Methods & Study Design

Framework: This study follows a clinical observational framework in patients receiving Spravato as part of their therapeutic plan in Dubai. The study is non-randomized and non-controlled.

Population: Patients aged 18+ diagnosed with major depressive disorder or treatment-resistant depression (defined as inadequate response to ≥2 adequate antidepressant trials) who are undergoing treatment with Spravato in a clinical setting.

Intervention: Spravato (intranasal esketamine) administered according to clinical protocol and regulatory guidance, typically 2 times weekly initially, with titration as clinically indicated.

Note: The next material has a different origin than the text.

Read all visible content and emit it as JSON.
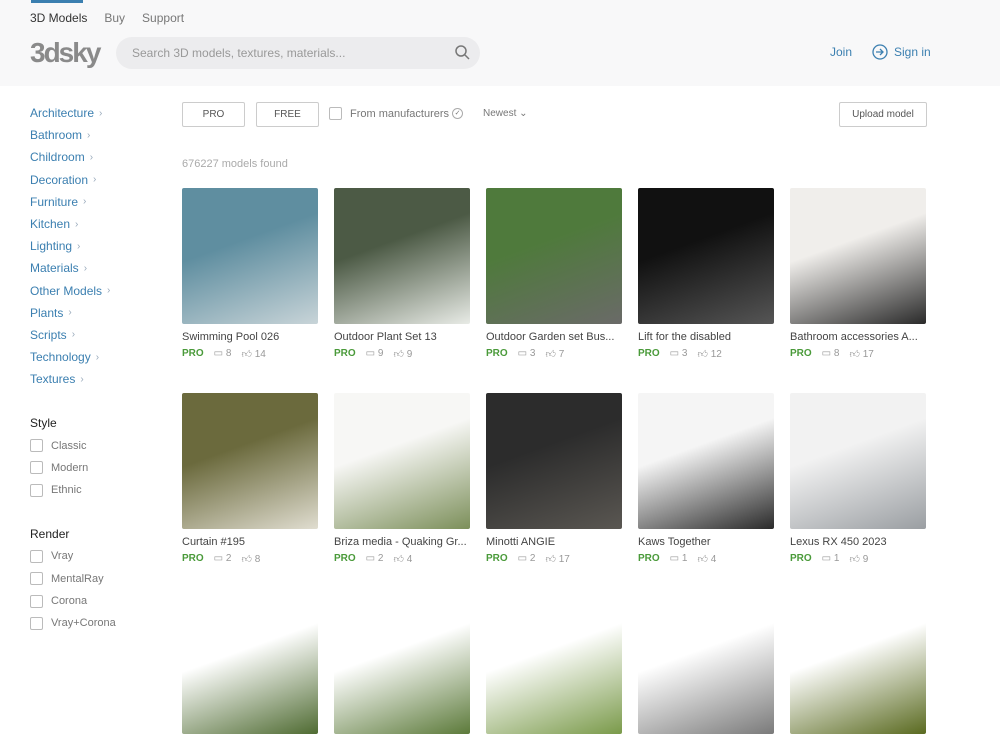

Data Collection: Symptom severity is monitored using standardized depression rating scales (such as the Montgomery-Åsberg Depression Rating Scale, MADRS, or patient-reported scales) at baseline and at predefined follow-up intervals between January and March 2026. Additional clinical data include vital signs, patient-reported functional changes, and qualitative clinical observations.

Timeline: Baseline assessment (January 2026) → Interval assessments (weekly or bi-weekly) → End-of-study assessment (March 2026).

Outcome Measures

Primary Outcome

Change in depressive symptom scores from baseline to end of observation (March 2026), as measured by standardized depression rating scales.

Secondary Outcomes

• Response rate: Proportion of patients achieving ≥50% reduction in baseline symptom severity.
• Remission rate: Proportion of patients achieving minimal residual depressive symptoms.
• Functional improvement: Changes in occupational, social, and self-care domains.
• Tolerability: Frequency and severity of adverse events.
• Clinician-rated global improvement: Overall clinical and functional trajectory.

Clinical Significance

This research represents one of the early structured efforts in the UAE to document the clinical impact of esketamine-based treatment in patients with limited response to conventional therapies. The findings are expected to contribute to:

• Better understanding of how advanced pharmacological strategies can be integrated into regional mental health practice.
• Documentation of clinical outcomes in a non-Western clinical context.
• Informing future protocols, larger studies, and translational work in neuropsychopharmacology within the region.
• Highlighting the role of mechanism-based pharmacotherapy in treatment-resistant depression.

Clinical & Methodological Notes

This study is ongoing, and parameters, analyses, weighting, and interpretations are subject to refinement as additional data are collected between January and March 2026. The study does not replace clinical judgment, regulatory guidelines, or institutional protocols. All clinical decisions regarding patient care remain the responsibility of the treating clinician and multidisciplinary team.

Study Status: Active (data collection ongoing as of April 2026).